Seu Tonico, como quis se identificar o vendedor de laranjas do início dessa reportagem, lastimou a decisão, mas disse que concorda. “Esse era um prédio tão bonito e tão alegre. Hoje, não lembra nem de longe aquele tempo. Há mais de 30 anos ele está fechado. Sei que é melhor demolir para não acontecer um acidente, mas é o fim triste de uma história”, lamentou.

Moradia
Antes de servir como escola o casarão que pegou fogo foi residência de um dos principais estudiosos da Bahia, Braz do Amaral (1861–1949). Uma rua, no Bonfim, e uma escola, no Garcia, levam o nome dele. O historiador e especialista em história do patrimônio Manoel Passos contou que usou parte do material produzido pelo colega na elaboração da dissertação de mestrado dele e disse que a destruição do casarão é uma perda para a história da Bahia e do Brasil.

“Aquela era a residência de uma das personalidades históricas mais importantes da Bahia. O historiador Braz do Amaral é autor de pesquisas sobre a guerra da independência do Brasil na Bahia, trabalhos primorosos e que todo mundo deveria ler. É muito triste que um patrimônio material, e também imaterial por ter abrigado uma personalidade tão importante, tenha se perdido por falta de cuidado”, afirmou.

Passos contou que após a morte de Amaral foi cogitado transformar o espaço em uma biblioteca pública, através da doação de acervos pessoais para compor as estantes, mas a proposta não avançou. “Não é apenas um casarão, é uma história que está sendo perdida. A gente precisa dar um basta e exigir a restauração e preservação da nossa história. Hoje foi esse casarão. Amanhã será outro”, disse.

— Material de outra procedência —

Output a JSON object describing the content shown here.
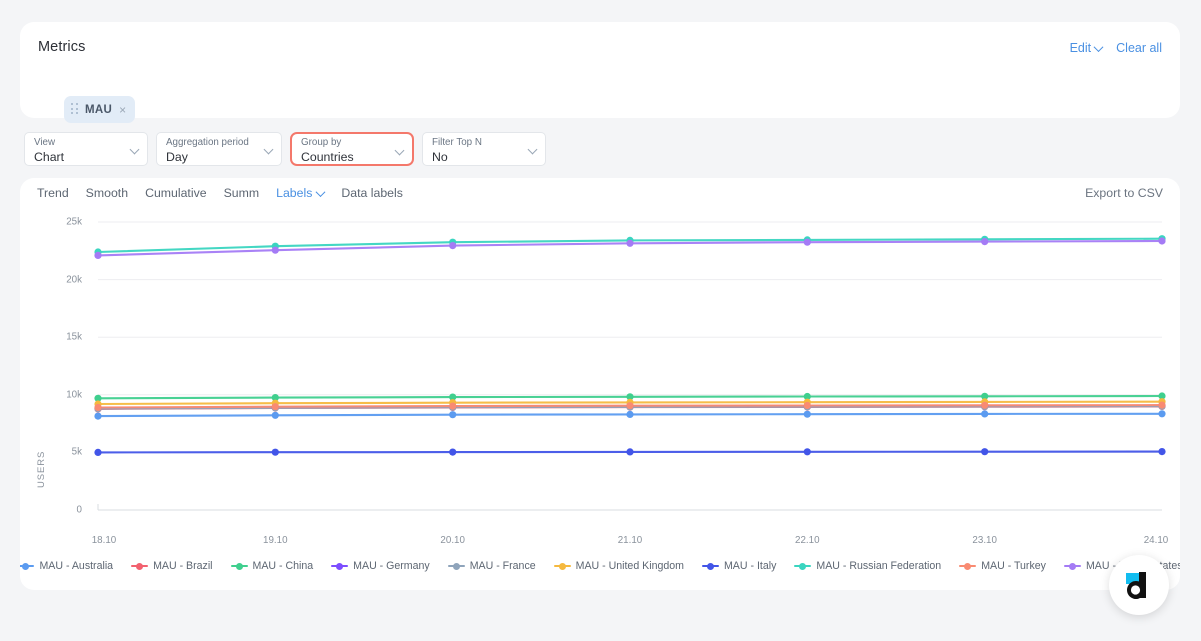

O pesquisador destacou que o prédio tinha estilo eclético e foi construído entre o final do século XIX e início do século XX. O historiador e professor do Instituto Dom de Educar (Rede UniFTC), Victor Porto, contou que os casarões tinham funções específicas.

“Foram construídos para servirem basicamente como moradia, tanto os de Nazaré como os dos bairros vizinhos do Centro Histórico. A maioria tem dois ou três pavimentos e foram pensados para serem residências. No caso de Nazaré, com o tempo houve um processo de modernização e novos prédios foram surgindo, mas ainda restaram alguns casarões”, disse.

Ele também cobrou maior empenho do poder público. “É importante que cada prédio desse esteja protegido pelos órgãos que são responsáveis por exigir a preservação da história e do patrimônio público”, afirmou.

O Instituto do Patrimônio Histórico e Artístico Nacional (Iphan) e o Instituto do Patrimônio Artístico e Cultural da Bahia (Ipac) informaram que o casarão que pegou fogo não faz parte do conjunto tombado do Centro Histórico de Salvador e nem é tombado individualmente pelos órgãos.

O CORREIO não conseguiu contato com o proprietário do casarão.